Qualcosa gli pizzicò fortemente il petto.
«Sì!» esclamò velocemente tirandosi su il cappuccio. Boris, che fino a quel momento era rimasto in disparte, era intervenuto per aiutarlo.
«Accetta le mie scuse, non era mia intenzione metterti a disagio», si sbrigò a scusarsi il mercante dispiaciuto.
Il giovane non sentì. Qualcosa lo aveva destabilizzato nel profondo, una sensazione nuova e tremendamente spiacevole. Per una frazione di secondo aveva sentito un forte impulso provenirgli dalle viscere, talmente rapido da accorgersene a malapena. L’impulso di uccidere.
«Alle tue spalle c’è un piccolo camerino, provalo pure», continuò Gult cercando di cambiare discorso.
Jack annuì ancora affannato, invaso dalla paura che il mercante o chiunque altro tra la folla lo avesse riconosciuto.
Santos era scomparso ormai da una trentina di minuti e di lui, ancora nessuna traccia.
Il giovane si voltò lentamente. Alle sue spalle un rudimentale camerino. Composto da quattro assi di legno grezzo piantate nel terreno e ricoperte da due grossi teloni, poteva essere il giusto luogo dove ritrovare la calma.
Provò ad alzarsi dallo sgabello ma il dolore lo fece sussultare. Stringendo i denti e poggiando il meno possibile il piede dolorante a terra, raggiunse il camerino per poi tirarsi alle spalle i lunghi e spessi teli.
Finalmente, si ritrovò solo.
Si sfilò veloce il sudicio mantello di dosso e respirò a pieni polmoni. La paura e l’ansia lo stavano ancora facendo ribollire.

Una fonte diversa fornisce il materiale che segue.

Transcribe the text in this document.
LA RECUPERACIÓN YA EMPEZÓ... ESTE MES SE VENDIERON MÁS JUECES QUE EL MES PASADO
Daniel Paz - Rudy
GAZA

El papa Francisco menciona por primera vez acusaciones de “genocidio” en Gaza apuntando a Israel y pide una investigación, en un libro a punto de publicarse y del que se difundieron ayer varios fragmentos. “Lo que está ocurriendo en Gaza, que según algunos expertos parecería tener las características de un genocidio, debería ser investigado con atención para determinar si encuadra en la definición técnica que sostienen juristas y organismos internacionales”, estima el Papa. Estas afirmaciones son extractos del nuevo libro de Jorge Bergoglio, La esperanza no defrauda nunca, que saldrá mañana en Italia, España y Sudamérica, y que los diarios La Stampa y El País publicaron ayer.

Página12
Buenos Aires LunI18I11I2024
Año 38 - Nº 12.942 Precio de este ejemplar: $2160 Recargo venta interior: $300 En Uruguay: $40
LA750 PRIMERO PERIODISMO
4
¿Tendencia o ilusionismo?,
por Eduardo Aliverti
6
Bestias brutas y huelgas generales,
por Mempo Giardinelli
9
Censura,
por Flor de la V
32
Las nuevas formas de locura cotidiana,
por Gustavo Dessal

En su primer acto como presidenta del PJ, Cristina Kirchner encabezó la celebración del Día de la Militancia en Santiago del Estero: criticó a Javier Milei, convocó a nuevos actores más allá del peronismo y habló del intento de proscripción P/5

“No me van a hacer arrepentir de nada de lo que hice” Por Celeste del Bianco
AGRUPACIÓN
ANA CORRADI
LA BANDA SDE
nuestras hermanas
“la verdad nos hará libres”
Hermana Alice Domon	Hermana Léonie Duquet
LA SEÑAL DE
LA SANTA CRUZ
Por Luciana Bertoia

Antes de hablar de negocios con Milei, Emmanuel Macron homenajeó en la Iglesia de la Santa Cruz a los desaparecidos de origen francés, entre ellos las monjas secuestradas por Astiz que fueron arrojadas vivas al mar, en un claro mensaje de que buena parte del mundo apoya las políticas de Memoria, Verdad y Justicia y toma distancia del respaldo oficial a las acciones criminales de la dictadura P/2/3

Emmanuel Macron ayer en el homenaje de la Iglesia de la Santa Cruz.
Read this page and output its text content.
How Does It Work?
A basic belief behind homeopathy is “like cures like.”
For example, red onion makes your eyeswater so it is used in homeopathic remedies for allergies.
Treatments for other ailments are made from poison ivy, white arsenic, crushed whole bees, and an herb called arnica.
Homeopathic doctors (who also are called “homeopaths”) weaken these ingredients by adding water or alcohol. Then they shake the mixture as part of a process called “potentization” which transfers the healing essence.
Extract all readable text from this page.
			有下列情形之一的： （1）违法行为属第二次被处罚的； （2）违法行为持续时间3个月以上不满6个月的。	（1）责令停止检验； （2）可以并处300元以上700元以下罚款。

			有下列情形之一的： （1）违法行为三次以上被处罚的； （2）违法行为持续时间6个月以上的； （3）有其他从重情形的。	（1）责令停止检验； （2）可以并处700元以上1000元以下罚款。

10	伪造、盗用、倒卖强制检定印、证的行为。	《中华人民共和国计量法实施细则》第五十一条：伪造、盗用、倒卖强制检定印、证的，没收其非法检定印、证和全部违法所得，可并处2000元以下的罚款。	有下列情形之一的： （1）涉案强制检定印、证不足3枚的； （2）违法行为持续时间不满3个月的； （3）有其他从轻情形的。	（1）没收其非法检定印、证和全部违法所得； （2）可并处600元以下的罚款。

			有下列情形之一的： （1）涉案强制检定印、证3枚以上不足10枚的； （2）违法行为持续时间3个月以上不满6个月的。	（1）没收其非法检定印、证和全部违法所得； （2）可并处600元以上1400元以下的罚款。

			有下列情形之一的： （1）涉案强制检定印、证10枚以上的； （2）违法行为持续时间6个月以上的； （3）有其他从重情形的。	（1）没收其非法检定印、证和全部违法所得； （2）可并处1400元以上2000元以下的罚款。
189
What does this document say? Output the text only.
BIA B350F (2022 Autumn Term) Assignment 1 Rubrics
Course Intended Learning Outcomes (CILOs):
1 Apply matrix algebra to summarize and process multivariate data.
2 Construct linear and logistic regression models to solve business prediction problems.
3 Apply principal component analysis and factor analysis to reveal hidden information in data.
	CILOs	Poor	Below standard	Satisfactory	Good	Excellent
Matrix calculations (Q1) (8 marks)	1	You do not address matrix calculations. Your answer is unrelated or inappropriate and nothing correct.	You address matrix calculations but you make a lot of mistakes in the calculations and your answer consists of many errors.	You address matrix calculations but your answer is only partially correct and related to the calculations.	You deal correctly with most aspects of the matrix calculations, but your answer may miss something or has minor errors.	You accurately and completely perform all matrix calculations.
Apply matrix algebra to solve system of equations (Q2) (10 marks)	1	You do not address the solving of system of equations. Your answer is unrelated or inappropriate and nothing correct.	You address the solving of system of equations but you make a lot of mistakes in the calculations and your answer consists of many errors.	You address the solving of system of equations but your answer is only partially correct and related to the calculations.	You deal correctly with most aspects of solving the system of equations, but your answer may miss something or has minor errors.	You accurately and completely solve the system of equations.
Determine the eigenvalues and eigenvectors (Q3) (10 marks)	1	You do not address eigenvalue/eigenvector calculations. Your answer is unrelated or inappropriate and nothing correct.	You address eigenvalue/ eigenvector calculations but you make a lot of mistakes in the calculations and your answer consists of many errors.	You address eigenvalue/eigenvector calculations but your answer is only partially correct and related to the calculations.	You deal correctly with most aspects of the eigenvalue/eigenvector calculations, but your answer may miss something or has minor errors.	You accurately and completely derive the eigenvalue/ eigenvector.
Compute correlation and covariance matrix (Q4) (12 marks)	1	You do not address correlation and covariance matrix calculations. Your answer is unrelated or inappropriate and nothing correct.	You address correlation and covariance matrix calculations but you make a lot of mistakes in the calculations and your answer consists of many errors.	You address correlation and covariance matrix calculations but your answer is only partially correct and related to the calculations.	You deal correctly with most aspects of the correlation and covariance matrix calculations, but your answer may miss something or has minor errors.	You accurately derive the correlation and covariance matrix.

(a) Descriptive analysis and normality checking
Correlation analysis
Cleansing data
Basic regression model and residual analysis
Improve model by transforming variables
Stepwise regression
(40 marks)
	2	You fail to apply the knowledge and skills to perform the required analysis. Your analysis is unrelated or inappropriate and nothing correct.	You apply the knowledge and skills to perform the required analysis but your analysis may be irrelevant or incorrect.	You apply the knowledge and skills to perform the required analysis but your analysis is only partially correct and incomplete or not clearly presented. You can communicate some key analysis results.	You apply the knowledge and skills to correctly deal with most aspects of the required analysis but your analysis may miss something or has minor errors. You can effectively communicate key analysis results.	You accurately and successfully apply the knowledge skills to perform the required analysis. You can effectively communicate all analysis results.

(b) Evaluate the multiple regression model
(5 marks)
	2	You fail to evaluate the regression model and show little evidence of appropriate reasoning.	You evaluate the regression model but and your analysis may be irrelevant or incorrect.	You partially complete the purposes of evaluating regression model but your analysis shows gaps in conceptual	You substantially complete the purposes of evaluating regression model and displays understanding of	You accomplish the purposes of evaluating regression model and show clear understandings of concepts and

Passò le mani tra i folti e ondulati capelli neri impregnati dal sudore e il senso d'oppressione lentamente iniziò a svanire. Appiccicati gli uni agli altri, gli impiastrarono entrambe le mani. Piegò la schiena in avanti e ripeté il gesto con più convinzione. Così facendo, i capelli si aprirono disordinati prendendo aria.
Poi mise la mano nel piccolo taschino interno del mantello poggiato a terra, senza però trovarci nulla.
Boris era sparito.
Fece un gran respiro guardandosi intorno.
Il sollievo trovato nel togliersi la sudicia veste di dosso lo aveva già abbandonato.
Stavano capitando tutte a lui, una dietro l’altra.
«Cerca di calmarti!», lo rimproverò serio Boris sbucando da sotto i lunghi teli del camerino.
Jack si lasciò andare in un lungo sospiro di sollievo.
«Ma dov'eri finito?»
Ricordava il forte pizzico sul petto pochi istanti prima.
«Ti avviso ragazzo, non osare più gettarmi a terra come fossi uno straccio!».
Nella frenesia di levarsi da dosso quella stoffa opprimente si era totalmente dimenticato di lui.
«Ti chiedo scusa, non volevo mancarti di rispetto», si affrettò dispiaciuto.
Vedendolo in quello stato, con i capelli arruffati e visibilmente scosso, Boris scoppiò a ridere di gusto spiazzandolo del tutto.
«Smettila con queste smancerie, stavo scherzando!», continuò il folletto massaggiandosi la folta barba dalle zone ancora bruciacchiate.
«Comunque, dobbiamo lavorare ancora molto sul tuo autocontrollo. Non puoi permetterti di reagire in questo modo e per tutti gli dei, finiscila di comportarti come una ragazzina!».